はじめに#
モーショントラッキングは、オブジェクトもしくはカメラの動きを追跡し、その追跡データを制約条件の中で1つ以上の3Dオブジェクトに適応します。これはBlender内で制作された3Dオブジェクトもしくはインポートされたオブジェクトに使用できます。Blenderのモーショントラッカーは、カメラトラッキングとモーショントラッキング、コンポジットのための平面トラックといった特殊な機能を含む、2Dのトラッキングと3Dのモーションの再構築に有用なパワフルなツールをサポートしています。追跡の機能は、マスクエディタ内でロトスコープをする際のマスクの移動や変形にも使うことが出来ます(これはムービークリップエディタの特殊なモードとして使用可能です)。
Views#
トラッキングモードでは3つの異なるビューが使用できます。ヘッダーにあるビューセレクターで使用するビューモードを固定することが出来ます。ムービークリップエディタ内のビューを選択すると、その領域全体が変化します。したがって、カーブやドープシートビューを表示するには、エディタを2つに分割し、一方をカーブやドープシートビューに切り替える必要があります。
Manual Lens Calibration#
すべてのカメラは歪んだ映像を記録します。これは光学レンズの仕組み上、どうしようもないことです。正確なカメラの動きのためには、焦点距離と歪みの「強さ」の正確な値が必要です。
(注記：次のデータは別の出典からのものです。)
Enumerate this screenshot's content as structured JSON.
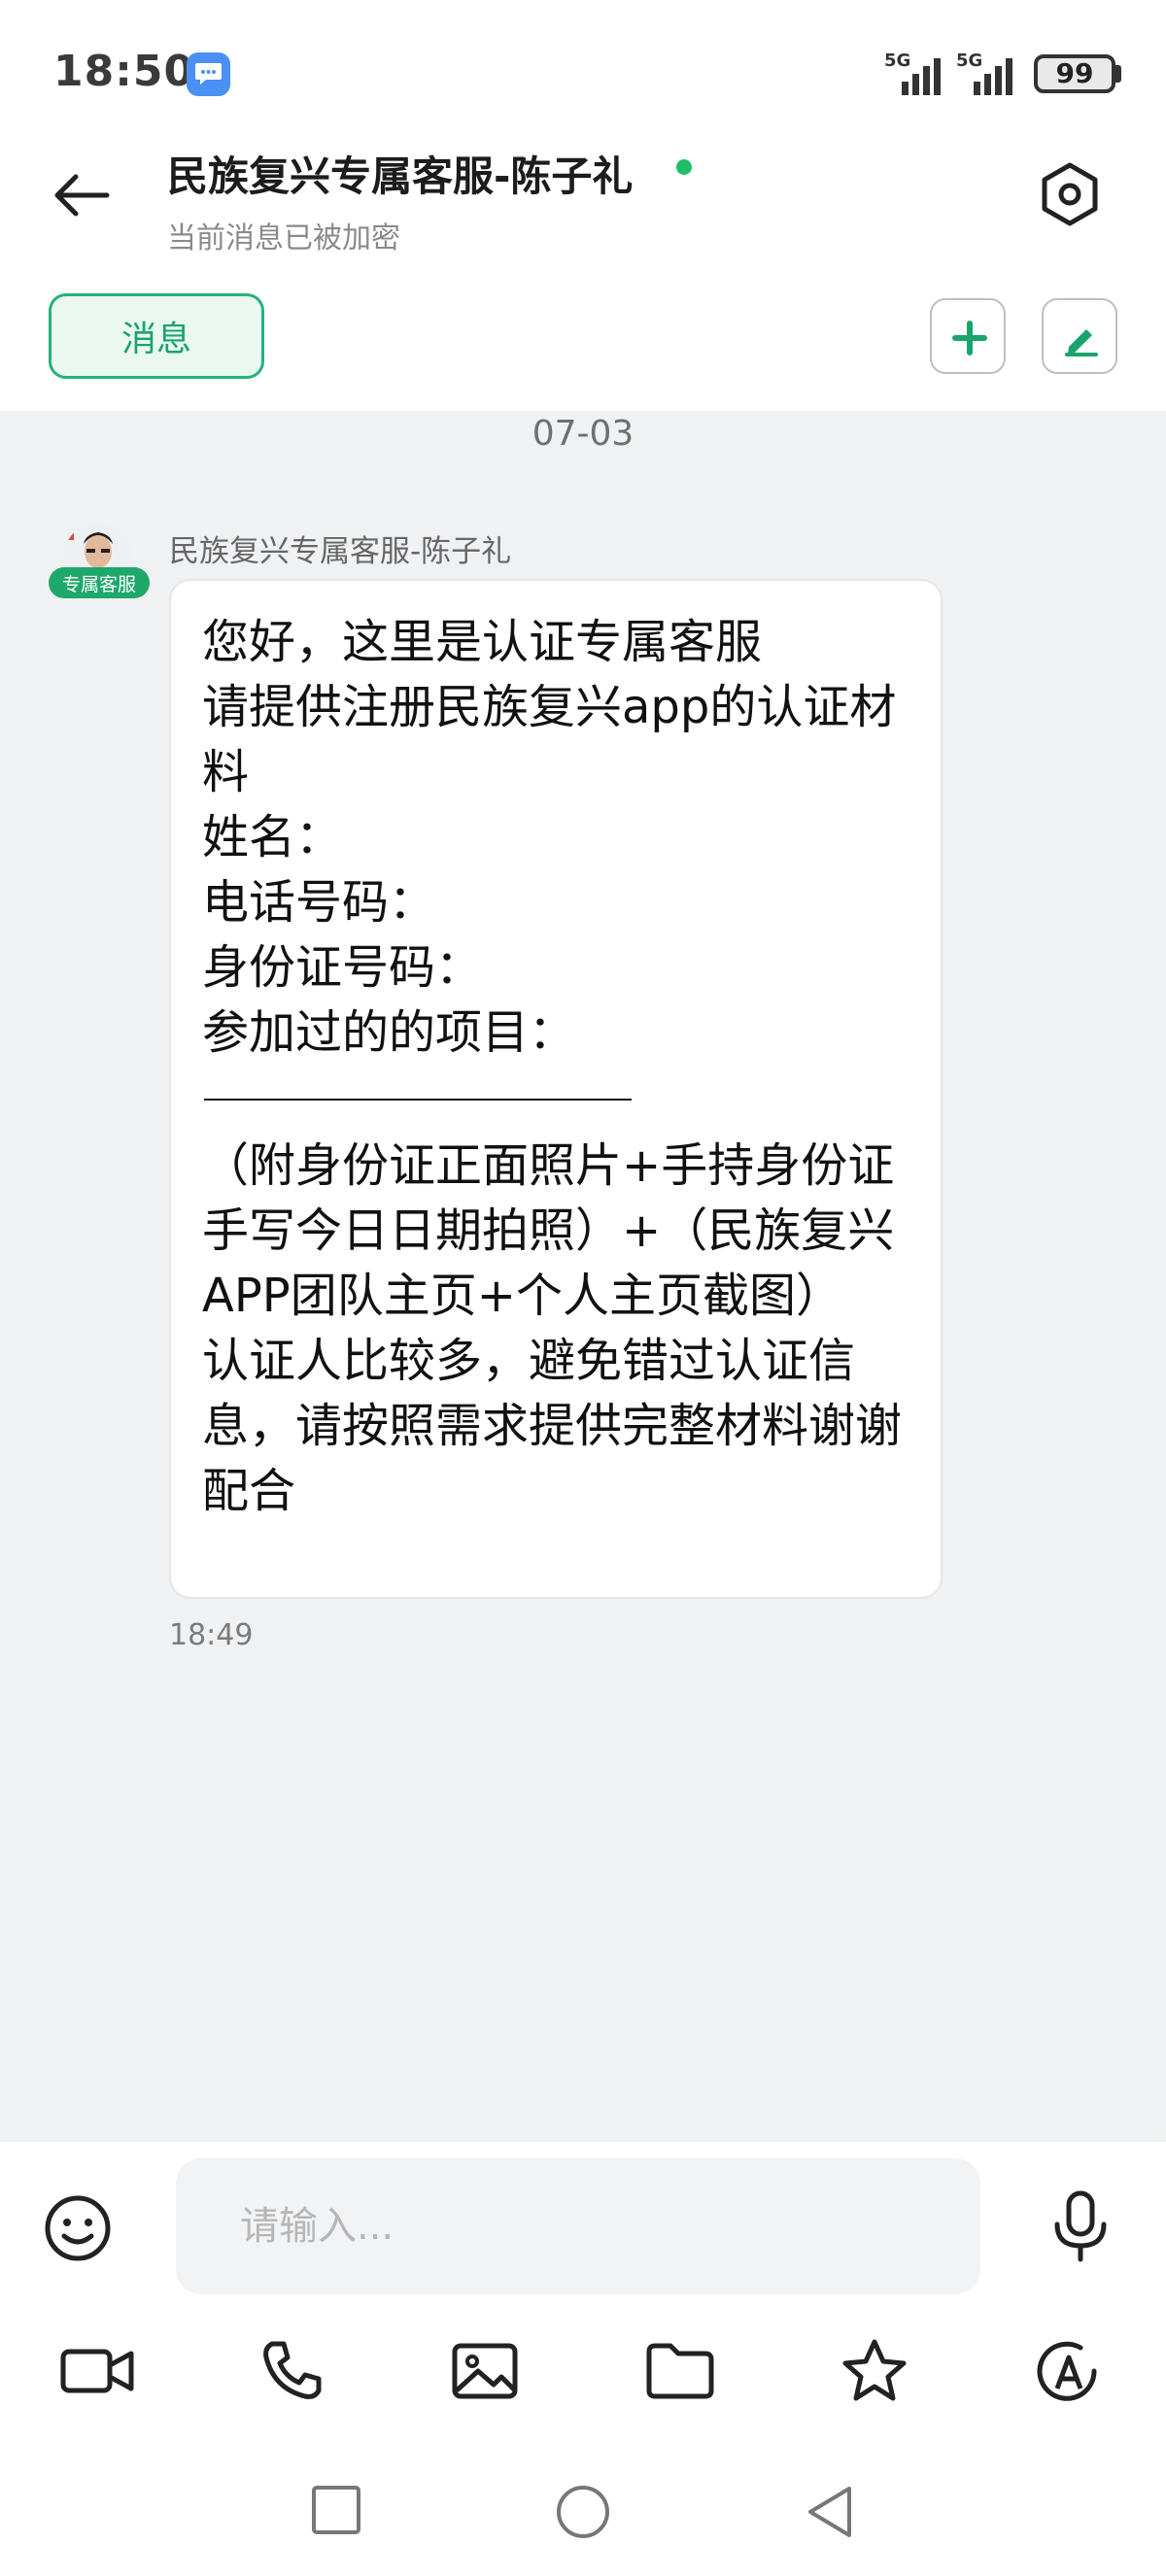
{
  "status_bar": {
    "time": "18:50",
    "network_1": "5G",
    "network_2": "5G",
    "battery": "99",
    "notification_icon": "message-bubble-icon"
  },
  "header": {
    "title": "民族复兴专属客服-陈子礼",
    "subtitle": "当前消息已被加密",
    "online": true,
    "online_color": "#1fbf6a",
    "back_icon": "arrow-left-icon",
    "settings_icon": "hexagon-settings-icon"
  },
  "tabs": {
    "message_label": "消息",
    "add_icon": "plus-icon",
    "edit_icon": "pen-icon",
    "accent_color": "#24b37a"
  },
  "conversation": {
    "date": "07-03",
    "messages": [
      {
        "sender": "民族复兴专属客服-陈子礼",
        "badge": "专属客服",
        "time": "18:49",
        "lines": [
          "您好，这里是认证专属客服",
          "请提供注册民族复兴app的认证材料",
          "姓名：",
          "电话号码：",
          "身份证号码：",
          "参加过的的项目："
        ],
        "lines_after": [
          "（附身份证正面照片+手持身份证手写今日日期拍照）+（民族复兴APP团队主页+个人主页截图）",
          "认证人比较多，避免错过认证信息，请按照需求提供完整材料谢谢配合"
        ]
      }
    ]
  },
  "composer": {
    "placeholder": "请输入...",
    "emoji_icon": "smiley-icon",
    "mic_icon": "microphone-icon",
    "tools": [
      "video-icon",
      "phone-icon",
      "image-icon",
      "folder-icon",
      "star-icon",
      "text-a-icon"
    ]
  },
  "system_nav": [
    "square-recents-icon",
    "circle-home-icon",
    "triangle-back-icon"
  ]
}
現状、焦点距離はカメラの設定かEXIF情報からのみ自動的に取得することが出来ます。歪みの大まかな補正値の算出に使える外部のツールはいくつかあります。また、歪みモデルの影響を受けているグリッドや、変形したセルで映像内の直線を定義する完全な手動ツールも用意されています。
Blenderでは、このためにアノテーションツールを使うことができます。ポリラインブラシを使って、映像内のまっすぐであるべき線を描き、歪みの値を調整してアノテーションが映像内の線と一致させるだけでよいのです。
さらに正確にカメラをキャリブレーションするには、OpenCVのグリッドキャリブレーションを使用してください。OpenCVは同じ歪みモデルを使用しているので、その点は問題になることはありません。
Camera and Object Motion Solving#
Blenderは、三脚での撮影を含むカメラモーションだけでなく、カメラの動きに関連したオブジェクトのモーションの解析もサポートしています。さらに、1つの平面上のすべてのマーカーのモモーションを解析するPlane Trackという機能もあります。
Tools for Scene Orientation and Stabilization#
モーションの解析後、より簡便な合成のために、3Dシーンの中で実際のシーンの向きを修正する必要があります。床、シーンの原点、X/Y軸を定義するツールが用意されており、シーンの向きの修正を行うことができます。
手持ちカメラの場合など、映像に不規則なジャンプや傾きなどが含まれることがあります。動きを解析した画像の要素に基づいて、 2D Stabilization は、最終の品質を向上させるために、そのような動きを検出して補償することができます。